Nathalie Francisci, présidente exécutive pour l’est du Canada chez Gallagher, parle pour sa part de plus grande chaleur humaine et d’une capacité à mobiliser. « Les nouveaux gestionnaires sont moins des coachs que des champions qui vont se battre pour leur équipe », estime-t-elle.
Cette souplesse change radicalement le rôle des gestionnaires. « Dans une organisation agile, il n’y a pas moins de leaders, mais ils n’ont plus la même fonction. Ils doivent être en soutien de l’autonomie des équipes en leur donnant des ressources et des objectifs », indique Xavier Thorens, président du cabinet de chasseurs de têtes Thorens Solutions. Pour lui, les profils sont aujourd’hui plus recherchés pour leurs qualités humaines que pour leurs aptitudes techniques. Ils doivent ainsi posséder de fortes compétences en communication et en facilitation.

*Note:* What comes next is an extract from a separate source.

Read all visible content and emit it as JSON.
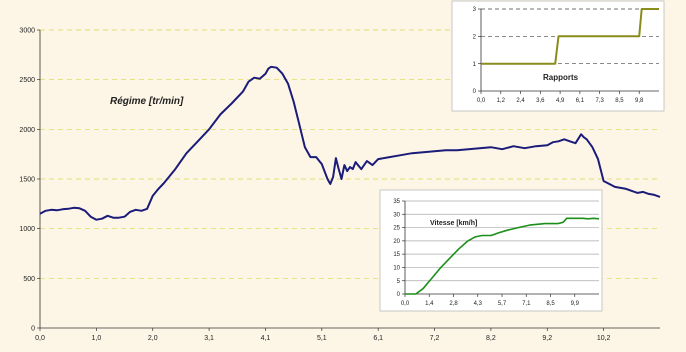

Si les pratiques changent, les aspirations des gestionnaires changent également. « Les jeunes générations sont moins motivées par l’argent et recherchent des projets plus alignés avec leurs valeurs personnelles », constate Roger Duguay, fondateur et directeur du bureau montréalais de Boyden, cabinet spécialisé dans le recrutement de hauts dirigeants. Ce dernier remarque l’essor des enjeux environnementaux et sociaux, mais aussi de diversité et d’inclusion lors de discussions pour pourvoir des postes de cadres.

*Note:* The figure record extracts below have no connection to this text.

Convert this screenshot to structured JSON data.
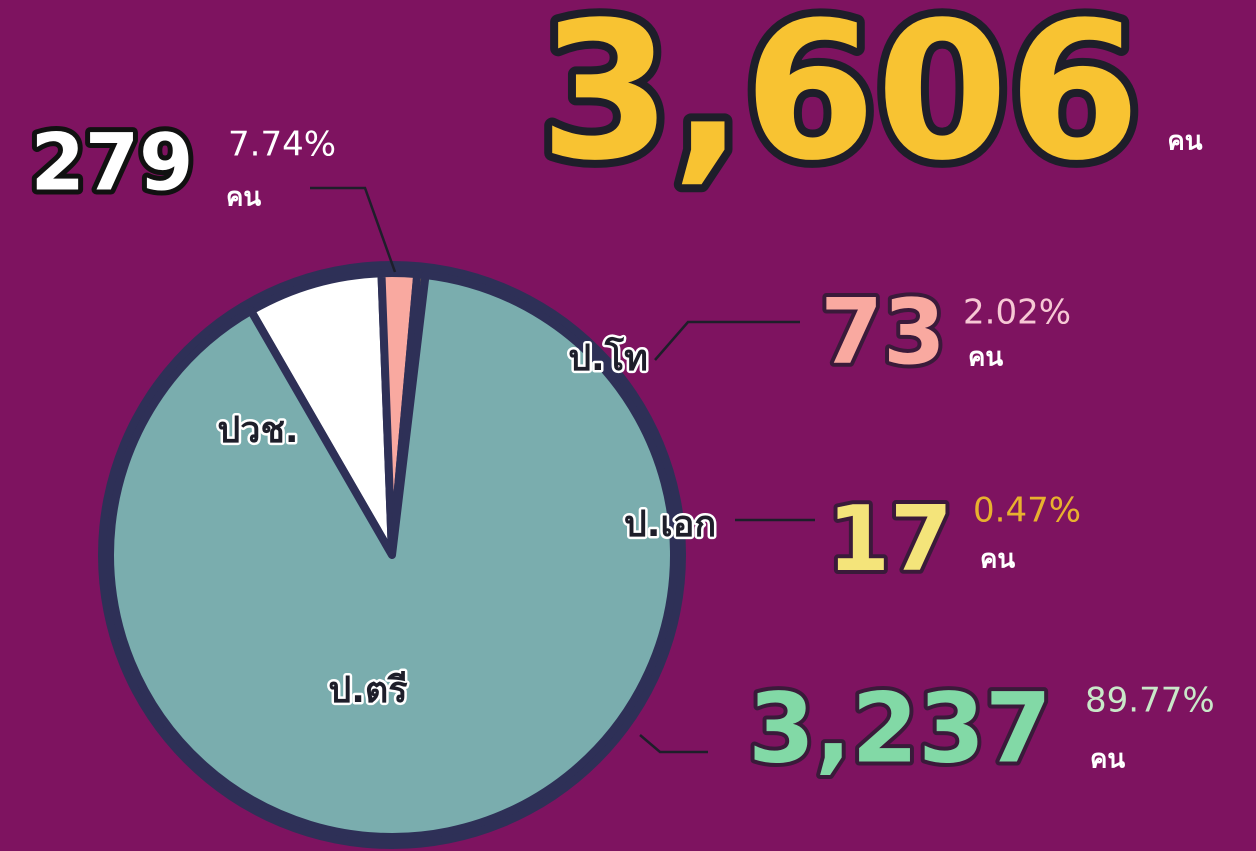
{
  "chart_data": {
    "type": "pie",
    "total_label": "3,606",
    "unit": "คน",
    "categories": [
      "ปวช.",
      "ป.โท",
      "ป.เอก",
      "ป.ตรี"
    ],
    "values": [
      279,
      73,
      17,
      3237
    ],
    "value_labels": [
      "279",
      "73",
      "17",
      "3,237"
    ],
    "percent_labels": [
      "7.74%",
      "2.02%",
      "0.47%",
      "89.77%"
    ],
    "colors": [
      "#ffffff",
      "#f9a9a0",
      "#e8a932",
      "#7aadae"
    ]
  }
}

« On ne reviendra plus comme avant, cinq jours par semaine au bureau avec des semaines de 70 heures. La nouvelle génération aspire à autre chose », confirme Nathalie Francisci. Ce constat vaut aussi pour les employés eux-mêmes, ce qui influe directement sur les pratiques des gestionnaires. Maryse Leduc estime que les salariés ont désormais besoin d’adhérer à une vision. « Les leaders qui ne prennent pas le temps d’expliquer le pourquoi de leurs décisions vont se heurter à plus de résistance. »
Enfin, il s’avère que les nouveaux gestionnaires se montrent de plus en plus volatils. L’effet de la pénurie de main-d’œuvre ?
Pas seulement, répond Roger Duguay. « Il est moins excitant de passer 30 ans dans la même entreprise que de vivre six belles carrières de cinq ans dans six endroits différents. On s’attend aujourd’hui à faire beaucoup plus de choses dans sa vie », assure-t-il.
Le fondateur et directeur du bureau montréalais de Boyden doit parfois sensibiliser ses clients à cette nouvelle réalité. « Ils rêvent que leurs gestionnaires prennent leur retraite chez eux. Je leur recommande de se réjouir s’ils leur donnent déjà plus de cinq ans », sourit-il.